In the past two decades, structured products have opened a vast universe of possibilities for investors. Once, most private investors were limited to straightforward equity and bond investments, or an experienced few might occasionally speculate on foreign exchange or commodities. But structured products have changed that.

There are literally millions of structured products, typically created by banks to offer a specific type of return. They use derivatives to give investors exposure to underlying assets such as equity prices, interest rates, exchange rates, indices, credit spreads, funds, commodity prices – anything for which there’s a financial market.

The beauty of structured products is that they allow investors to take a nuanced approach to investing. Think of an investment in equities with the reassurance of capital protection in today’s volatile markets. Or an investment that enhances fixed income yields despite the past few years’ low interest rates. Or an investment with a hedge against currency risks at a time of fast-moving currency adjustments.

Through the flexibility of their derivative building blocks, structured products essentially offer pre-packaged investment solutions. Consequently, the sector has grown fast from its beginnings in Europe in the 1990s, quickly catching on in Asia and then the US. While little is written about the sector, it’s thought to rival the USD 3 trillion hedge fund industry in size.

Four broad types

In the most simplistic terms, there are four types of structured products, although there’s a huge variation on each:

  1. Capital-protected products
    Capital-protected products participate in the performance of a financial asset like a stock, fund or index, while protecting the investor’s capital. Depending on the product, they may participate to varying degrees in the underlying asset’s upside and protect the capital either entirely or partially.
  2. Participation Products
    Participation products provide the possibility to participate in the performance of an asset or basket of assets. These assets could be anything, from equities, funds, bonds, ETFs indices to a mix of those. The most common participation products are tracker certificates; they provide 1-to-1 participation to the performance of a basket of securities.
  3. Yield enhancement products
    Yield enhancement products are recognized by the fact that they provide a predefined yield in return for a downside risk. Well-known products in this category are reverse convertibles. Those products provide the investor a predetermined yield per annum in return for the willingness to absorb downside risk of for example a stock, index, currency-pair or fund.  Reverse convertibles come in a broad range of variations (with or without barrier, multiple underlyings and/or callability).
  4. Leveraged products
    Compared to the yield enhancement products, leveraged products provide a further enhanced yield, often without any limit to the upside participation. Leveraged certificates are examples of leveraged products; they provide enhanced participation to an underlying with inbuilt leverage. Leveraged exposure is also provided on the downside performance of the underlying. Therefore those products usually come with a stop-loss in order to limit potential capital losses. Another example is a call warrant, which is simply a call option that is traded in a securitized format.

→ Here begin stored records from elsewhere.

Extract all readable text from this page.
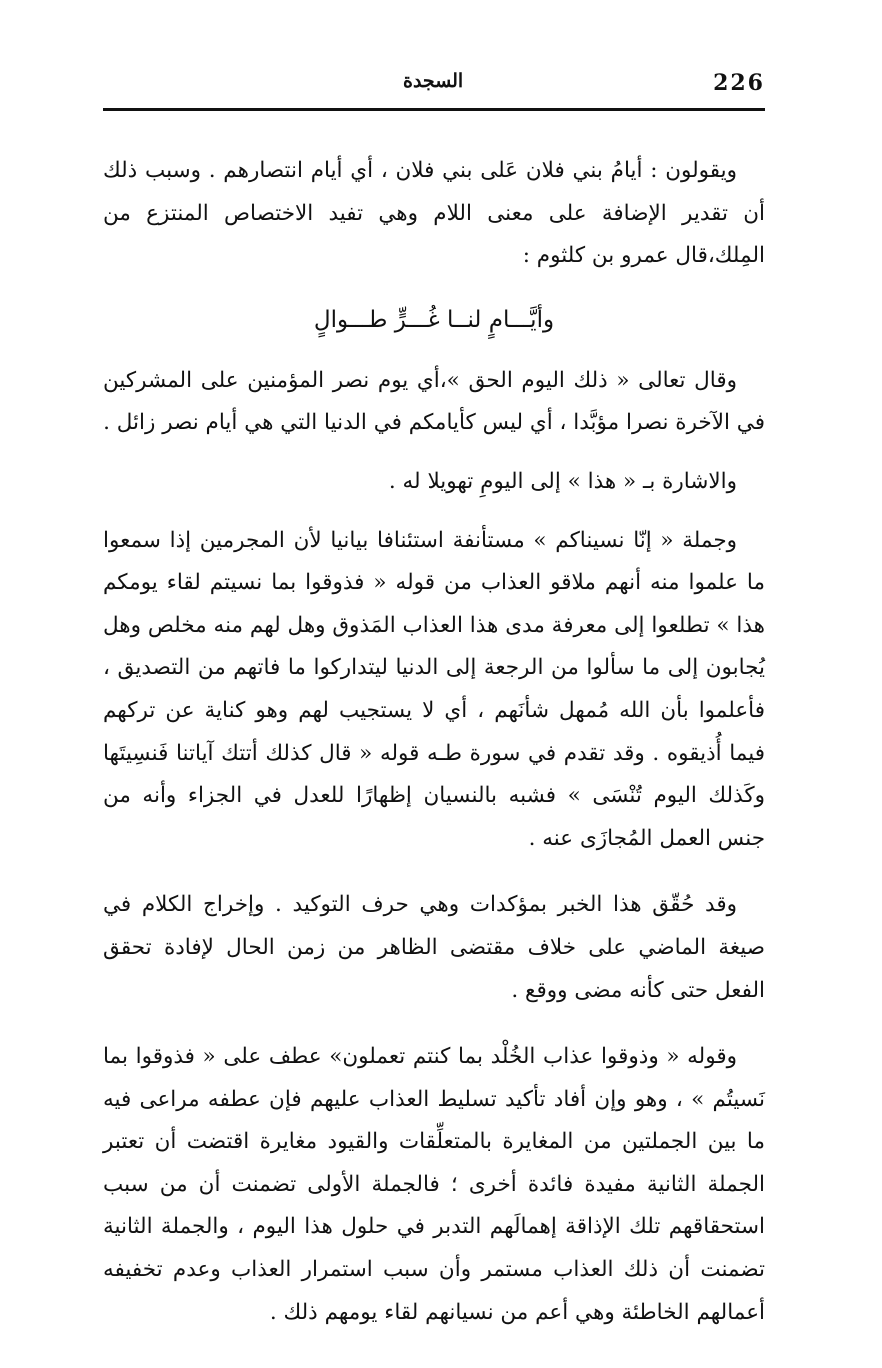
226
السجدة

ويقولون : أيامُ بني فلان عَلى بني فلان ، أي أيام انتصارهم . وسبب ذلك أن تقدير الإضافة على معنى اللام وهي تفيد الاختصاص المنتزع من المِلك،قال عمرو بن كلثوم :

وأيَّـــامٍ لنــا غُـــرٍّ طـــوالٍ

وقال تعالى « ذلك اليوم الحق »،أي يوم نصر المؤمنين على المشركين في الآخرة نصرا مؤبَّدا ، أي ليس كأيامكم في الدنيا التي هي أيام نصر زائل .

والاشارة بـ « هذا » إلى اليومِ تهويلا له .

وجملة « إنّا نسيناكم » مستأنفة استئنافا بيانيا لأن المجرمين إذا سمعوا ما علموا منه أنهم ملاقو العذاب من قوله « فذوقوا بما نسيتم لقاء يومكم هذا » تطلعوا إلى معرفة مدى هذا العذاب المَذوق وهل لهم منه مخلص وهل يُجابون إلى ما سألوا من الرجعة إلى الدنيا ليتداركوا ما فاتهم من التصديق ، فأعلموا بأن الله مُمهل شأنَهم ، أي لا يستجيب لهم وهو كناية عن تركهم فيما أُذيقوه . وقد تقدم في سورة طـه قوله « قال كذلك أتتك آياتنا فَنسِيتَها وكَذلك اليوم تُنْسَى » فشبه بالنسيان إظهارًا للعدل في الجزاء وأنه من جنس العمل المُجازَى عنه .

وقد حُقّق هذا الخبر بمؤكدات وهي حرف التوكيد . وإخراج الكلام في صيغة الماضي على خلاف مقتضى الظاهر من زمن الحال لإفادة تحقق الفعل حتى كأنه مضى ووقع .

وقوله « وذوقوا عذاب الخُلْد بما كنتم تعملون» عطف على « فذوقوا بما نَسيتُم » ، وهو وإن أفاد تأكيد تسليط العذاب عليهم فإن عطفه مراعى فيه ما بين الجملتين من المغايرة بالمتعلِّقات والقيود مغايرة اقتضت أن تعتبر الجملة الثانية مفيدة فائدة أخرى ؛ فالجملة الأولى تضمنت أن من سبب استحقاقهم تلك الإذاقة إهمالَهم التدبر في حلول هذا اليوم ، والجملة الثانية تضمنت أن ذلك العذاب مستمر وأن سبب استمرار العذاب وعدم تخفيفه أعمالهم الخاطئة وهي أعم من نسيانهم لقاء يومهم ذلك .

This format is interesting in order to be able to trade a call option on underlyings for which no exchange traded option market exists.

Tax efficiency

Often, products are structured to deliver the highest after-tax returns. For example, if a structured product can be engineered to generate a capital gain rather than income, as capital gains are not taxed so highly in many countries. Packaging a structured product as an insurance policy can also help tax efficiency.

Targeting rewards, controlling risks

The structured products mentioned above are among the simplest. They can get far more complex, offering experienced investors highly sophisticated ways to speculate on or hedge any financial asset, currency or commodity. Investors must fully understand the characteristics before investing in one, though, to be sure that they know what they’re buying.

They offer a wider set of investment opportunities than any other type of investment. And, they can be used for practical purposes such as adding diversification to an investment portfolio, hedging currency risk and even helping to manage cash flows.

Without doubt, structured products add another dimension to investing. They offer solutions that can be adapted to the needs of each investor, for example in terms of strategy, risk/return profile, maturity or the amount to be invested. Above all, they allow investors to target the specific rewards that they want and to adjust the risks they’re prepared to take.